Qui a tué Marc le livreur de café des cafés et restaurants bruxellois. Depuis quinze jours, la police échoue à identifier le ou les assassins présumés de Marc Dellea, un visage connu dans l’horeca, qui avait 45 ans et dont le cadavre a été trouvé le 8 juillet, dans son lit, dans l’appartement de sa compagne, un building de l’avenue Mutsaard à Laeken.

Sans doute l’énigme criminelle la plus mystérieuse en 2014 en région bruxelloise.

Pour aider à arrêter le ou les auteurs, le juge Jean-Claude Van Espen a fait diffuser, ce week-end, un appel à témoins : la police (0800/30.300) est "à la recherche de témoins qui auraient remarqué aux abords de l’habitation des personnes ou des véhicules suspects." Anonymat promis.

Tous les mardis depuis plus de douze ans, Marc garait sa camionnette, une VW Caddy noire, à l’entrée de la rue Jourdan, le piétonnier à restaurants dans le goulet de l’avenue Louise. Le livreur procédait en deux étapes. La première consistait à livrer les commandes de café à tous les établissements clients.

Après quoi, Marc repassait dans les cafés et restaurants et prenait les commandes de la semaine suivante. Il vendait du café italien Il Migliore Caffe, des coupelles de lait, le sucre et des biscuits spéculoos.

Le rituel était immuable. Marc arrivait ? On savait qu’on était mardi.

Le mardi 1er juillet, Marc avait lancé : "À mardi prochain". Et le mardi suivant, 8 juillet, la rue Jourdan s’est inquiétée à 14 h. "Tiens, Marc n’est pas passé ? Cela ne lui arrive jamais, même malade."

Un physique taillé pour le rugby ! 1,90 m pour plus de 100 kilos tout en force. Pas le gras du bide qui accumule la mauvaise graisse. Politesse et gentillesse. Le mot pour rire. Parfois on l’appelait Marco, allusion à ses origines italiennes. Son père, très apprécié, avait tenu un restaurant rue Jourdan où chaque adresse étale sa terrasse sur la rue. "Il n’était pas inquiet. Le dernier mardi, je n’ai trouvé aucun changement.

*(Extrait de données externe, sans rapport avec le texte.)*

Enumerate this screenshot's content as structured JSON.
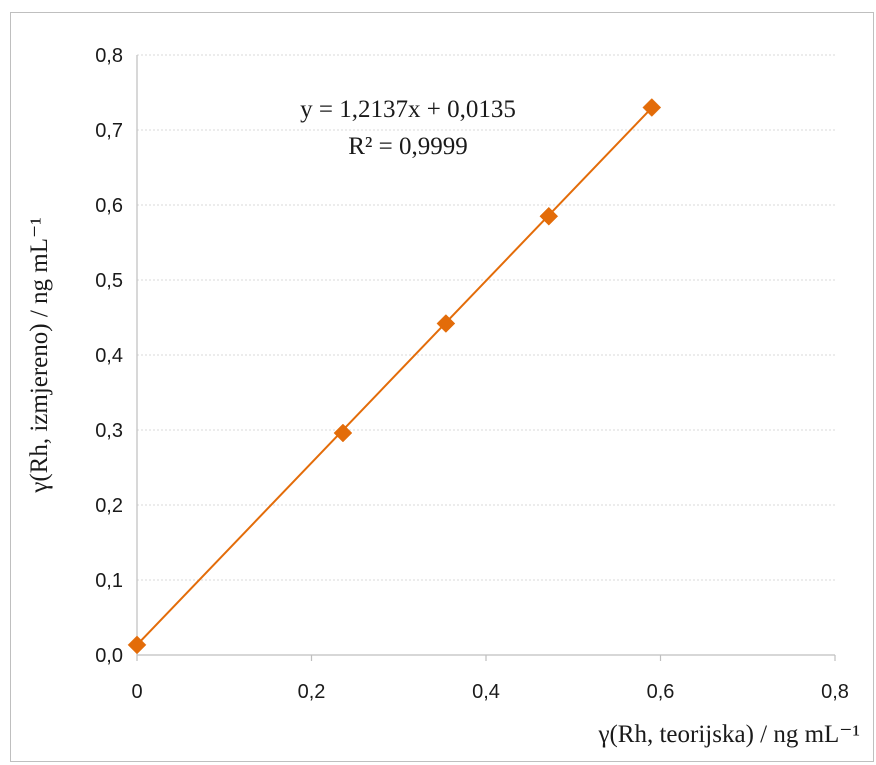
{
  "chart_data": {
    "type": "scatter",
    "xlabel": "γ(Rh, teorijska) / ng mL⁻¹",
    "ylabel": "γ(Rh, izmjereno) / ng mL⁻¹",
    "xlim": [
      0,
      0.8
    ],
    "ylim": [
      0,
      0.8
    ],
    "x_ticks": [
      "0",
      "0,2",
      "0,4",
      "0,6",
      "0,8"
    ],
    "y_ticks": [
      "0,0",
      "0,1",
      "0,2",
      "0,3",
      "0,4",
      "0,5",
      "0,6",
      "0,7",
      "0,8"
    ],
    "grid": true,
    "series": [
      {
        "x": [
          0,
          0.236,
          0.354,
          0.472,
          0.59
        ],
        "y": [
          0.0135,
          0.296,
          0.442,
          0.585,
          0.73
        ],
        "color": "#E36C09",
        "marker": "diamond"
      }
    ],
    "trendline": {
      "slope": 1.2137,
      "intercept": 0.0135,
      "x_range": [
        0,
        0.59
      ],
      "color": "#E36C09",
      "equation": "y = 1,2137x + 0,0135",
      "r2": "R² = 0,9999"
    }
  }
}
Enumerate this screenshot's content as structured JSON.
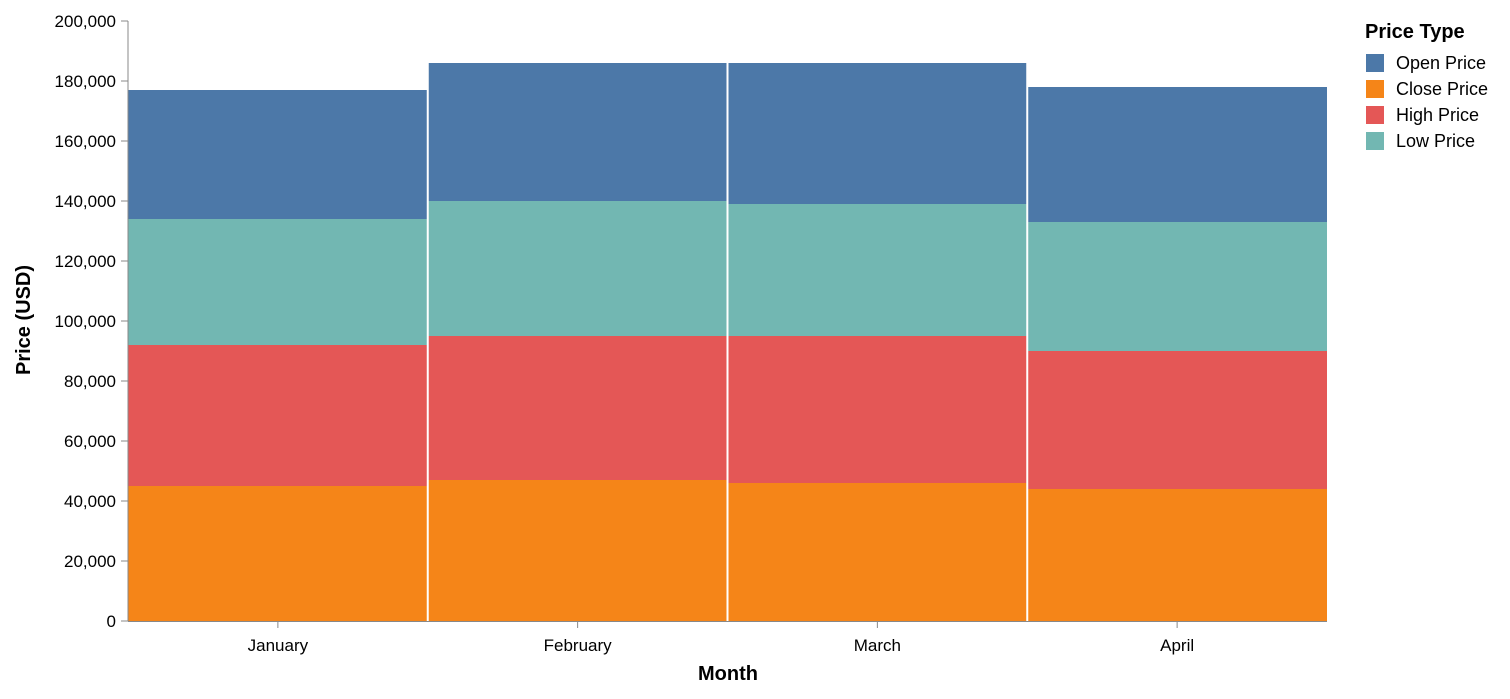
{
  "chart_data": {
    "type": "bar",
    "stacked": true,
    "title": "",
    "xlabel": "Month",
    "ylabel": "Price (USD)",
    "categories": [
      "January",
      "February",
      "March",
      "April"
    ],
    "ylim": [
      0,
      200000
    ],
    "yticks": [
      0,
      20000,
      40000,
      60000,
      80000,
      100000,
      120000,
      140000,
      160000,
      180000,
      200000
    ],
    "ytick_labels": [
      "0",
      "20,000",
      "40,000",
      "60,000",
      "80,000",
      "100,000",
      "120,000",
      "140,000",
      "160,000",
      "180,000",
      "200,000"
    ],
    "grid": false,
    "legend": {
      "title": "Price Type",
      "position": "top-right",
      "entries": [
        "Open Price",
        "Close Price",
        "High Price",
        "Low Price"
      ]
    },
    "stack_order_bottom_to_top": [
      "Close Price",
      "High Price",
      "Low Price",
      "Open Price"
    ],
    "series": [
      {
        "name": "Open Price",
        "color": "#4c78a8",
        "values": [
          43000,
          46000,
          47000,
          45000
        ]
      },
      {
        "name": "Close Price",
        "color": "#f58518",
        "values": [
          45000,
          47000,
          46000,
          44000
        ]
      },
      {
        "name": "High Price",
        "color": "#e45756",
        "values": [
          47000,
          48000,
          49000,
          46000
        ]
      },
      {
        "name": "Low Price",
        "color": "#72b7b2",
        "values": [
          42000,
          45000,
          44000,
          43000
        ]
      }
    ]
  }
}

Il avait parlé de sa fille. Tout semblait aller bien."

Il y a deux ans, Marc Dellea s’était acheté une maison en Brabant wallon. Il y avait des travaux.

Mais Marc était de taille. Cet homme ne s’autorisait jamais de congé. Le mot Vacances ne faisait pas partie de son vocabulaire. Les funérailles se sont déroulées vendredi.

Rue Jourdan, l’énigme interpelle : "On l’a retrouvé dans son lit, vers 15 h, lui qui était toujours tôt levé. On dit qu’un carreau avait été cassé dans la salle de bain et que Marc est mort d’une balle tirée derrière l’oreille. Comment fait-on pour s’introduire chez quelqu’un comme lui, entrer dans sa chambre et s’approcher du lit sans le réveiller ? À part bien connaître les lieux et savoir à l’avance qu’il n’y aura pas d’obstacle."